Frederick William MacMonnies was born on September 28, 1863, in Brooklyn Heights, New York. His father was a prosperous Scottish immigrant who was one of the founders of the Atlantic Yacht Club in New York.
MacMonnies began his art studies in 1878 at a school in lower Manhattan, and soon came to the attention of the sculptor Augustus Saint-Gaudens, whose masterwork, the Farragut Monument, was soon to establish him as America’s premiere sculptor. Saint-Gaudens employed MacMonnies as a studio errand boy for two years before finally recognizing his talent and allowing him to become a formal apprentice. MacMonnies studied at the Art Students League, the National Academy of Design, and Cooper Union before leaving New York for Paris in 1884. He attended the Academie Colraossi and studied feverishly for the entrance examinations for the Ecole des Beaux-Arts. MacMonnies was accepted to the Ecole des Beaux Arts in 1886, and he entered examples of his work into the 1889 Spring Salon, receiving an honorable mention instead of the gold medal that he had hoped for.
In 1889 MacMonnies won his first commission, creating a statue of Nathan Hale for the Sons of the Revolution of the State of New York. A fountain figure commission for the banker Edward Dean Adams soon followed, and this piece was produced in edition in a reduced size by four different foundries. MacMonnies subsequently produced scaled-down editions of many of his sculptures, which became very popular and proved extremely lucrative for the artist. For the 1893 World’s Columbian Exposition in Chicago MacMonnies completed the allegorical Barge of State, which measured 18 feet high by 30 feet long. This monumental fountain piece earned great acclaim for the sculptor, but not as much as his next piece, Bacchante and Infant Faun. When the piece was considered for the Boston Public Library’s courtyard a pandemonium broke out over the question of the sculpture’s morality, and a heated public debate raged over the next seven months until Bacchante and Infant Faun was finally withdrawn. In the late 1890’s and the first years of the new century MacMonnies completed several commissions that incorporated equestrian themes, including a statuette of Theodore Roosevelt, a monument to Kit Carson, and a monument to General Goerge B. McClellan.

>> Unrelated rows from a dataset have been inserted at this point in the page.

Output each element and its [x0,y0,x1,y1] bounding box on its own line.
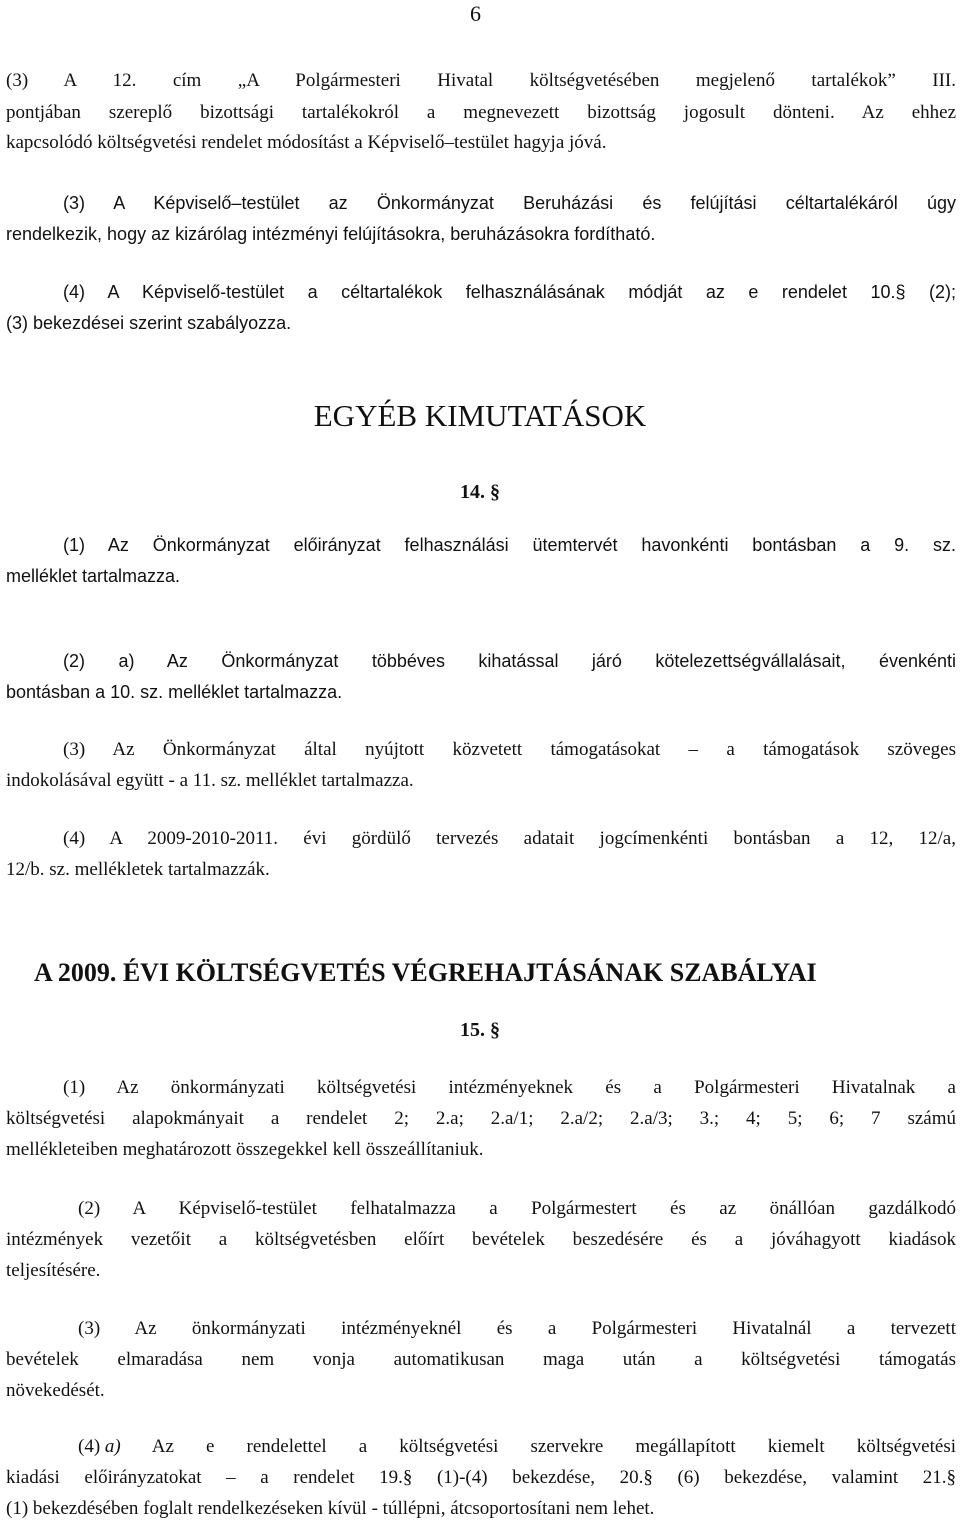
text-line: indokolásával együtt - a 11. sz. melléklet tartalmazza. [6,770,414,791]
text-line: (3) bekezdései szerint szabályozza. [6,313,292,333]
text-line: (2) a) Az Önkormányzat többéves kihatással járó kötelezettségvállalásait, évenkénti [63,651,956,671]
section-heading: EGYÉB KIMUTATÁSOK [313,398,647,433]
text-line: pontjában szereplő bizottsági tartalékokról a megnevezett bizottság jogosult dönteni. Az ehhez [6,102,956,123]
text-line: intézmények vezetőit a költségvetésben előírt bevételek beszedésére és a jóváhagyott kiadások [6,1229,956,1250]
section-number: 15. § [460,1019,500,1041]
text-line: költségvetési alapokmányait a rendelet 2; 2.a; 2.a/1; 2.a/2; 2.a/3; 3.; 4; 5; 6; 7 számú [6,1108,956,1129]
text-line: bevételek elmaradása nem vonja automatikusan maga után a költségvetési támogatás [6,1349,956,1370]
text-line: kiadási előirányzatokat – a rendelet 19.§ (1)-(4) bekezdése, 20.§ (6) bekezdése, valamint 21.§ [6,1467,956,1488]
text-line: (4) A Képviselő-testület a céltartalékok felhasználásának módját az e rendelet 10.§ (2); [63,282,956,302]
text-fragment: Az e rendelettel a költségvetési szervekre megállapított kiemelt költségvetési [120,1436,956,1457]
text-line: (3) A Képviselő–testület az Önkormányzat Beruházási és felújítási céltartalékáról úgy [63,193,956,213]
text-line: (3) Az Önkormányzat által nyújtott közvetett támogatásokat – a támogatások szöveges [63,739,956,760]
text-line: növekedését. [6,1380,105,1401]
text-line: 12/b. sz. mellékletek tartalmazzák. [6,859,270,880]
text-line: (3) A 12. cím „A Polgármesteri Hivatal költségvetésében megjelenő tartalékok” III. [6,70,956,91]
section-heading: A 2009. ÉVI KÖLTSÉGVETÉS VÉGREHAJTÁSÁNAK SZABÁLYAI [34,958,817,987]
text-line: bontásban a 10. sz. melléklet tartalmazza. [6,682,343,702]
text-line: rendelkezik, hogy az kizárólag intézményi felújításokra, beruházásokra fordítható. [6,224,656,244]
section-number: 14. § [460,481,500,503]
page-number: 6 [470,1,481,26]
text-line: (1) Az önkormányzati költségvetési intézményeknek és a Polgármesteri Hivatalnak a [63,1077,956,1098]
text-line: melléklet tartalmazza. [6,566,181,586]
text-line: mellékleteiben meghatározott összegekkel kell összeállítaniuk. [6,1139,484,1160]
paragraph-prefix: (4) [78,1436,105,1457]
text-line: (2) A Képviselő-testület felhatalmazza a Polgármestert és az önállóan gazdálkodó [78,1198,956,1219]
text-line: teljesítésére. [6,1260,101,1281]
text-line: (3) Az önkormányzati intézményeknél és a Polgármesteri Hivatalnál a tervezett [78,1318,956,1339]
text-line [78,1436,956,1458]
text-line: (4) A 2009-2010-2011. évi gördülő tervezés adatait jogcímenkénti bontásban a 12, 12/a, [63,828,956,849]
text-line: kapcsolódó költségvetési rendelet módosítást a Képviselő–testület hagyja jóvá. [6,132,607,153]
text-line: (1) bekezdésében foglalt rendelkezéseken kívül - túllépni, átcsoportosítani nem lehet. [6,1498,655,1519]
text-line: (1) Az Önkormányzat előirányzat felhasználási ütemtervét havonkénti bontásban a 9. sz. [63,535,956,555]
item-marker: a) [104,1436,121,1457]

MacMonnies gave up sculpture for painting between 1900 and 1904, but he found portraiture to be an ordeal and his two-dimensional work did not elicit a favorable response from the critics or the public. The advent of 20th century modernism enraged MacMonnies, and he continued to work in the Beaux-Art tradition that had made him wealthy and famous. His last major work was the colossal Marne Battle Monument, which was given to France as a gift from the American people after its completion in 1924. Frederick MacMonnies died on May 22, 1937 in New York at the age of 73.